GUERRE D'ISRAËL | Au moins treize morts dans une attaque israélienne contre le plus grand camp de réfugiés palestiniens au Liban

Après le coup d’État, les drones israéliens continuent de survoler la scène du crime. Ce mardi, tard dans la nuit, l'armée israélienne a bombardé le camp de réfugiés palestiniens d'Ein el Helue, le plus grand de tout le Liban, tuant 13 personnes, selon le dernier chiffre actualisé du ministère libanais de la Santé. Alors que les équipes médicales et les habitants tentent de retrouver des survivants dans les décombres, les drones continuent de semer la panique depuis le ciel. Il s'agit d'une zone dans laquelle, depuis l'entrée en vigueur du cessez-le-feu le 27 novembre, elle n'a subi aucune attaque. Selon les autorités militaires israéliennes, les infrastructures bombardées étaient utilisées par le Hamas.

« Des terroristes opèrent dans un camp d'entraînement du Hamas dans la région d'Ein el Helue, au sud du Liban », a confirmé d'emblée l'armée israélienne dans son compte X. « Le camp a été utilisé par les terroristes du Hamas pour des entraînements et des exercices afin de planifier et d'exécuter des attaques terroristes contre l'armée israélienne et l'Etat d'Israël », a-t-il déclaré. « Avant l'attaque, diverses mesures ont été prises pour atténuer les dégâts sur la population civile », a-t-il ajouté, sans préciser lesquelles. Ce bombardement brutal est l'un des plus meurtriers depuis le début de la trêve entre Israël et le Hezbollah, que le premier viole quotidiennement.

attaque étrange

En outre, l'attaque a eu lieu dans une zone éloignée de la frontière entre les deux pays méditerranéens, où se sont concentrées la plupart des attaques l'année dernière, faisant des centaines de morts. Le camp de réfugiés palestiniens d'Ein el Helue est situé près de la ville de Sidon et a été créé entre 1948 et 1949 pour accueillir les réfugiés palestiniens expulsés de leurs foyers par les milices juives de la Nakba. C'est une zone difficile d'accès, qui dispose de sa propre sécurité, chargée des milices qui contrôlent les campagnes. Les responsables du camp estiment que plus de 120 000 réfugiés palestiniens vivent à Ein el Helue, même si les Nations Unies les chiffraient à 80 000 en 2017. Les conditions de vie déplorables dans le camp ont facilité le développement de groupes paramilitaires en son sein.

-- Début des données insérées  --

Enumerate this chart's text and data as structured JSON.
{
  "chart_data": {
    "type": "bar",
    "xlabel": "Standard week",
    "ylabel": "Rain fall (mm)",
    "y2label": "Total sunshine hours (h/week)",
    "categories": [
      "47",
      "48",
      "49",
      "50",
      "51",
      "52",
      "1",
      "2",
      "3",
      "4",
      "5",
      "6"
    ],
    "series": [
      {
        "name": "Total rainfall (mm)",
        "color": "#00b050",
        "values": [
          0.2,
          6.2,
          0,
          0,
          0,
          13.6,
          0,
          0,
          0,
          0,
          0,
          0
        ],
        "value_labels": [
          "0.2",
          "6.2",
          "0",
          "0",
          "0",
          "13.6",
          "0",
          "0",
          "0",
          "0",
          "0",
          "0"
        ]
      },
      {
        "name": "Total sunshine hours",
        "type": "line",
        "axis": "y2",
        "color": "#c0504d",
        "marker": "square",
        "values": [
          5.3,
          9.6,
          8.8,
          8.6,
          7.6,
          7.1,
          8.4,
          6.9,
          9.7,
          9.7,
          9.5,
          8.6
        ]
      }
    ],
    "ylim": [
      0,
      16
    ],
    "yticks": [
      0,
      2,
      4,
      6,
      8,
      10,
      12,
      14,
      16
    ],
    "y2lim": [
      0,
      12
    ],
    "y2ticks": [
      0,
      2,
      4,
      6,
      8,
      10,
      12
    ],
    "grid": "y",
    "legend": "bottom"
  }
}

Il y a près d’un an, Israël et le Hezbollah ont convenu d’un cessez-le-feu après plus de deux mois d’offensive israélienne brutale. Cependant, Tel-Aviv continue d’attaquer presque quotidiennement le pays des cèdres, tout en insistant pour que les milices libanaises désarment. La trêve à Gaza a accru les craintes d’une nouvelle concentration de la violence israélienne sur le territoire libanais, comme le démontrent les événements sur le terrain ces dernières semaines. L'attaque de ce mardi contre les infrastructures supposées du Hamas génère une certaine étrangeté, car le groupe palestinien a peu d'influence dans le pays et n'a pas non plus participé à des affrontements ou à des provocations avec les troupes israéliennes.

Critique du Hamas

« Nous considérons qu'il s'agit d'une attaque barbare contre notre peuple palestinien sans défense et contre la souveraineté libanaise », a dénoncé le Hamas dans un communiqué, dans lequel il a condamné « l'agression sioniste qui a visé une place peuplée de civils ». « Les accusations de l'armée d'occupation sioniste selon lesquelles le site attaqué était un complexe d'entraînement appartenant au mouvement sont une pure invention et des mensonges, destinés à justifier leur agression criminelle », a-t-il critiqué. « Il n'y a pas d'installations militaires dans les camps palestiniens au Liban », a-t-il souligné avec force. Selon le Hamas, l'endroit attaqué « est un terrain de sport ouvert fréquenté par les jeunes du camp, connu de tous les habitants, et les attaqués étaient un groupe de garçons qui s'y trouvaient à ce moment-là ».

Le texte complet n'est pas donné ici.